Scott Whitlock wrote in a Jan. 9 MRC item:

In less than 24 hours, the three networks have devoted 17 times more coverage to a traffic scandal involving Chris Christie than they've allowed in the last six months to Barack Obama's Internal Revenue Service controversy. Since the story broke on Wednesday that aides to the New Jersey governor punished a local mayor's lack of endorsement with a massive traffic jam, ABC, CBS and NBC have responded with 34 minutes and 28 seconds of coverage. Since July 1, these same networks managed a scant two minutes and eight seconds for the IRS targeting of Tea Party groups.

It's only several paragraphs later that Whitlock gets around to parenthetically mentioning one key fact: that the IRS scandal "first broke in May." That's two months before the MRC started its counting of IRS coverage.

That means the MRC is comparing apples and oranges -- breaking news of a scandal vs. a story that broke two months before the MRC started counting. It's dishonest and misleading.

Also, Whitlock counts only the broadcast networks -- which devote relatively little airtime to news -- and not the cable news networks. Of course, if he did, he would have to admit that Fox News tried to avoid covering Christie.

Whitlock tries to paper over this dishonest comparison by declaring that "it's not as though there wasn't much happening" during that time on the IRS scandal. But that's dishonest too.

The scandals are not equivalent. None other than Fox News reporter John Roberts agreed, stating that the scandal "has the potential to be very damaging to Gov. Christie because, you know, unlike what's happened with President Obama -- you know, the IRS thing was a woman who was in Cleveland. This is in the governor's living room. This is his deputy chief of staff. And as you mentioned his best friend who he went to high school with.

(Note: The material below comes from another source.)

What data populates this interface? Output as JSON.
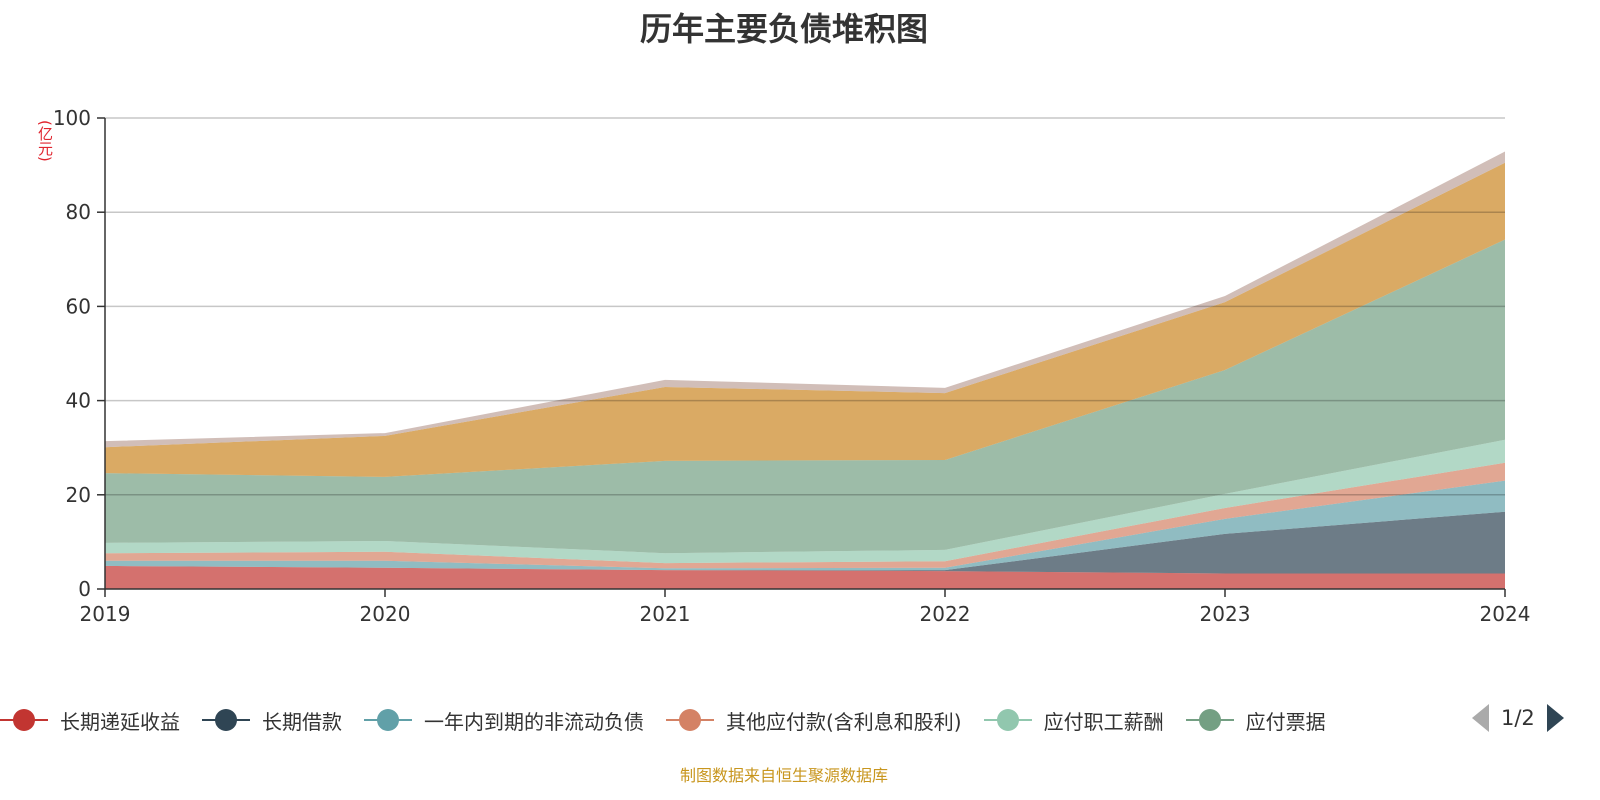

It's difficult for him to be able to fully separate himself from this without at least giving the appearance that he doesn't know what's going on in his own home."

Further, as Media Matters points out, the lack of network news coverage of the IRS controversy also meant that they ignored news that the scandal was overblown.

But the MRC has its dishonest story, and it's sticking to it. Whitlock cranked out a follow-up item whining that the networks were "devoting a staggering 88 minutes" to the Christie story. Unlike his first article, Whitlock completely ignores that he started counting IRS coverage two months after it broke.

MRC chief Brent Bozell also promoted Whitlock's dishonest coverage in a Fox News appearance, failing to mention that the IRS coverage totals didn't include breaking coverage and trying to dismiss the Christie scandal as nothing but "a lane closure on a highway."

The MRC also touted how Fox News host Bill O'Reilly marveled at the "amazing" disparity in coverage. But it's amazing only if you ignore how dishonest it is.